By: Lala the Sunchaser
Welcome to Go! Go! Itacaré, our new blog for English speakers plus a more intimate look at Bahia’s number one surf town.
If you spend more than one weekend in Bahia, there’s no escaping the mysticism of the Brazilian-bred martial art called, Capoeira.
Seeing that this is our first blog post, I thought I’d acknowledge the once-illegal art form and our passionate Instructor, Maristela Da Silva Vieira.
For the past three weeks, I’ve been training capoeira with Maristela and a phenomenal group of women from Brazil and other parts of the world. That’s right, there’s an all women’s capoeira class held every Monday, Wednesday and Friday mornings at the Filhos de Zumbi space in Itacaré, Bahia. The space, aptly named after the appointed leader, warrior and 17th Century legend Zumbi dos Palmares, is located on Pituba 3 not far from Buddy’s Pousada.
After class Maristela and I walked to her and her partner’s home (aka the aquarium) to discuss her love for capoeira. Although Maristela lived in England for more than a year, I conducted the interview in Portuguese seeing that it’s her native tongue plus I could always use the practice.
How were you introduced to Capoeira and how long have you been practicing? When I was 23 or 24 years old, my husband at the time introduced me to Mestre Railson who was teaching in Arraial d’ Ajuda where we lived. I was hooked; I felt passion for capoeira the first class. I’ve been practicing for eight years … more or less.
What are the most important things to remember when playing Capoeira? Discipline, unity, humility, and respect for people … not only in capoeira but throughout my life. It’s important to be aware so as not to hurt your colleague. Everyone is equal when training and deserves respect. Because of this training, the camaraderie from one group to the next is tremendous.
When did you begin offering classes to only women and why? In 2009, Mestre Peroá asked me to teach his morning class. It was open to all; however, only women attended because it began at an early hour. I taught for one year then took a two-year break to live in London. I returned this year and began teaching all women again. It’s marvelous!
What have you learned about yourself in practicing? Our bodies are incredible. You can do many things with it that you never thought was possible. The flexibility … the force you have extends beyond training and movement. I’ve also learned the importance of lifestyle and diet. I don’t feel the need to drink, smoke or hang out at night because I prefer to wake up with a healthy body and mind to do the things that I love … like capoeira.
(Maristela was grating fresh carrots and beets as she spoke then she said matter-of-factly, “We make our own dog food, I’m going to cook this then add beef. I suddenly wished I was a dog.)
What do you do when you’re not teaching?
Go to the beach to train or just relax, play fresco ball, soccer. Yesterday I spent the whole day on the beach from 9 in the morning until 2 p.m. I like to go in the morning, the water is warmer. I also like to eat and sleep well. (Not sure how she sleeps at all because every six minutes we were interrupted by someone calling her name.)
How long have you been living in Itacaré?
I moved here in 2002 … so ten years.

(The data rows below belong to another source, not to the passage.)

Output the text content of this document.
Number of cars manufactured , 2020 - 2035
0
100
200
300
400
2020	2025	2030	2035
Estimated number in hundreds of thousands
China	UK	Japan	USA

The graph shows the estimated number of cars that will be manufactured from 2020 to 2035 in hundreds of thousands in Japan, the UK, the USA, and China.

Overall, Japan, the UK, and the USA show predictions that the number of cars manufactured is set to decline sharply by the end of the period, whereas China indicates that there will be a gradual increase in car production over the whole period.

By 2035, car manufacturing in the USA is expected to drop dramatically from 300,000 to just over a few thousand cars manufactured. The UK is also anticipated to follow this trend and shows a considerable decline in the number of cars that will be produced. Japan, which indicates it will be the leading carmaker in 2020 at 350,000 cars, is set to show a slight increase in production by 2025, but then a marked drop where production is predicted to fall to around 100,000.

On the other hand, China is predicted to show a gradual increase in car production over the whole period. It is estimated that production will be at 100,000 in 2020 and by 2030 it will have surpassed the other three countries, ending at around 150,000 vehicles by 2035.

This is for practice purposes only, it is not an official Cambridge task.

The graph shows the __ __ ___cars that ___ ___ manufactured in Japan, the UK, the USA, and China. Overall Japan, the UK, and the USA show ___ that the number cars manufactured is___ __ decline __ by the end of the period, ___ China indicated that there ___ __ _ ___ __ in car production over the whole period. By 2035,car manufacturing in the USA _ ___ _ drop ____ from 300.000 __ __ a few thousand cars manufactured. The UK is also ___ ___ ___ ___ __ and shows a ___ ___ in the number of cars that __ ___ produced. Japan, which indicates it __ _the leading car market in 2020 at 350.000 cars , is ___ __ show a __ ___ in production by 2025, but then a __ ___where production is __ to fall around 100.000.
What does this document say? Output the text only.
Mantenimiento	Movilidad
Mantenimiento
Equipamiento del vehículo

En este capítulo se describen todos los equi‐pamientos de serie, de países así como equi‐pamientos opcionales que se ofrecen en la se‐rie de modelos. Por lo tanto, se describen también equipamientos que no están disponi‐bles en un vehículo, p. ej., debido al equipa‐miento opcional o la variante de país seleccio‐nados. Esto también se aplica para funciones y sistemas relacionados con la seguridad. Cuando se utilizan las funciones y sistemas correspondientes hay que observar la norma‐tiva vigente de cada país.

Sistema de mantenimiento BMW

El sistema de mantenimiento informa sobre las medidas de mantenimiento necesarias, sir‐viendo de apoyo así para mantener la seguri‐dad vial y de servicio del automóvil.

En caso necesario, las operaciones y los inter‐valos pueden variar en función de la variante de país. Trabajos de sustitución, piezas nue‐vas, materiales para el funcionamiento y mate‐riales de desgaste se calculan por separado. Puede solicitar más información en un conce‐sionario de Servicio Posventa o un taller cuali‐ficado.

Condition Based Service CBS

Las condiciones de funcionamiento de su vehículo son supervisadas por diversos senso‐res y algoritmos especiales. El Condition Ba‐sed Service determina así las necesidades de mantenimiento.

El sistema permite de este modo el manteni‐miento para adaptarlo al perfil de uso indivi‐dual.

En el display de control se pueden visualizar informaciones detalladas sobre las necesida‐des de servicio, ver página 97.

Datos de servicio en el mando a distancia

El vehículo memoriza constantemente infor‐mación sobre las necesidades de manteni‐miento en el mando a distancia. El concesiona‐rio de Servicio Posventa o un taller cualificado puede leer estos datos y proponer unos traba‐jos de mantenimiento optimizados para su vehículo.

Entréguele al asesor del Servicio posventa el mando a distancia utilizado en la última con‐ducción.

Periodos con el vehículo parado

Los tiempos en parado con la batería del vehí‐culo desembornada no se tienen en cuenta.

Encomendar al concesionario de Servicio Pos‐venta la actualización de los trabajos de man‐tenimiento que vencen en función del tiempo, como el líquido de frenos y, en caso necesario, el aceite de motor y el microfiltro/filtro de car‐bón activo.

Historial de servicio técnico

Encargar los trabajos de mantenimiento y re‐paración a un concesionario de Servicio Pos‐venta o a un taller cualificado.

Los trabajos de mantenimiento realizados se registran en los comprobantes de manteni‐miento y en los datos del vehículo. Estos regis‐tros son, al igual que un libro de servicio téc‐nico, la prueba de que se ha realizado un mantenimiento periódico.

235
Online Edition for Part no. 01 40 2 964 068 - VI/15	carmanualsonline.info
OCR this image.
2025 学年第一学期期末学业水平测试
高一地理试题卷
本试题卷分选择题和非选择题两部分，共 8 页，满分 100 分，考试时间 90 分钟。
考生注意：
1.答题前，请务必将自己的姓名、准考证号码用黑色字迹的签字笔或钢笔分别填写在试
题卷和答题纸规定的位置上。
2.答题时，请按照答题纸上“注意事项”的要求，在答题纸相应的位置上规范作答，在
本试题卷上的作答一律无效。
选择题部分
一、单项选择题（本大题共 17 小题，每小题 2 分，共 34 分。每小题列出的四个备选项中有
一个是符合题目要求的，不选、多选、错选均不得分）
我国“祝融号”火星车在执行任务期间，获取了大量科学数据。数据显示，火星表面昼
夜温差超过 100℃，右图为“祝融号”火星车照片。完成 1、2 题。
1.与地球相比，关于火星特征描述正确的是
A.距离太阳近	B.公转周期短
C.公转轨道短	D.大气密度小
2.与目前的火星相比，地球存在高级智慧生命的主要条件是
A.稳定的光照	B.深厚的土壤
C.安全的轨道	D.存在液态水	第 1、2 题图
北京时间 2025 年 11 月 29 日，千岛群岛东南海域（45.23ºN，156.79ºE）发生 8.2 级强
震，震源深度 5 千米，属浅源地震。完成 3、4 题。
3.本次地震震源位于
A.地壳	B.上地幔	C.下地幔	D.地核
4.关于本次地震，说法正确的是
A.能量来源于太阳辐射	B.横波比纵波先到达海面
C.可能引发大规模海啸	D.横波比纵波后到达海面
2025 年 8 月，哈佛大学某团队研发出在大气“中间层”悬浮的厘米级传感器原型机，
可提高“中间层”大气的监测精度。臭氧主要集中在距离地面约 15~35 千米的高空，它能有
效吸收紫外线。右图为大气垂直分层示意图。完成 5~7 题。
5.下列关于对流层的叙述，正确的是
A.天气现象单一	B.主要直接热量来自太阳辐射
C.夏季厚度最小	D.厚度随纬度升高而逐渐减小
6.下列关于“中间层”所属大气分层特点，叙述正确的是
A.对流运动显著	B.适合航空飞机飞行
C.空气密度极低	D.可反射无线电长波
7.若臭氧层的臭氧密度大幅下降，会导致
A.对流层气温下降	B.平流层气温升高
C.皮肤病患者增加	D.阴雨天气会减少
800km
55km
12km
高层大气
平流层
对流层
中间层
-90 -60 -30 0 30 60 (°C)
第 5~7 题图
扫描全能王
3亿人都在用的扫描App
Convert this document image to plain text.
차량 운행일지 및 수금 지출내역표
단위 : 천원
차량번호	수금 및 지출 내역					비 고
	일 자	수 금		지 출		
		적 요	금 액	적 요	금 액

But when I was a child, around 10 years old, my family would rent a house for the summer. We would spend two months here in Itacaré. I was born in Ipiaú, in the interior where there are no beaches so I loved coming here.
Describe Itacaré in three words or less.
Nature. (beach, rivers, waterfalls, and the mountains) Good people. Peaceful.
What do you want for your Capoeira future?
I don’t know if I’ll become a Mestre (Master) but I will always teach until I can’t do it anymore. I’ll never forget my first steps with Mestre Railson. I wish to pass on my love of capoeira and seeds for others to grow. Capoeira is one of my loves, I am very passionate about it and feel extremely grateful to practice and teach. It makes me happy.
You play the best music in class. Please name one of your favorite songs.
Dona Cila by Maria Gadú. The song is about Maria’s late grandmother who raised her. It strongly reflects my feelings for my own mother. It’a about losing a person most dear to you. You can find the lyrics here: http://letras.terra.com.br/maria-gadu/1495932/
It’s obvious that Maristela adores her work. Her instruction is precise and her demeanor is pleasant and warm. What I love about capoeira is the combination of human contact with self-reflection … the adventure coated with trepidation. It is one of the most challenging and exciting activities I’ve done in years. During class, there are moments when I am eye-to-eye with my opponent and feel a part of something huge and magnificent. And then, in the very same class, I’ll find myself meditating and fully embracing all that I am. After 90 minutes of training and lots of sweating, I exit the double doors feeling humble yet fulfilled; and, I’m pretty sure the rest of the women feel the same.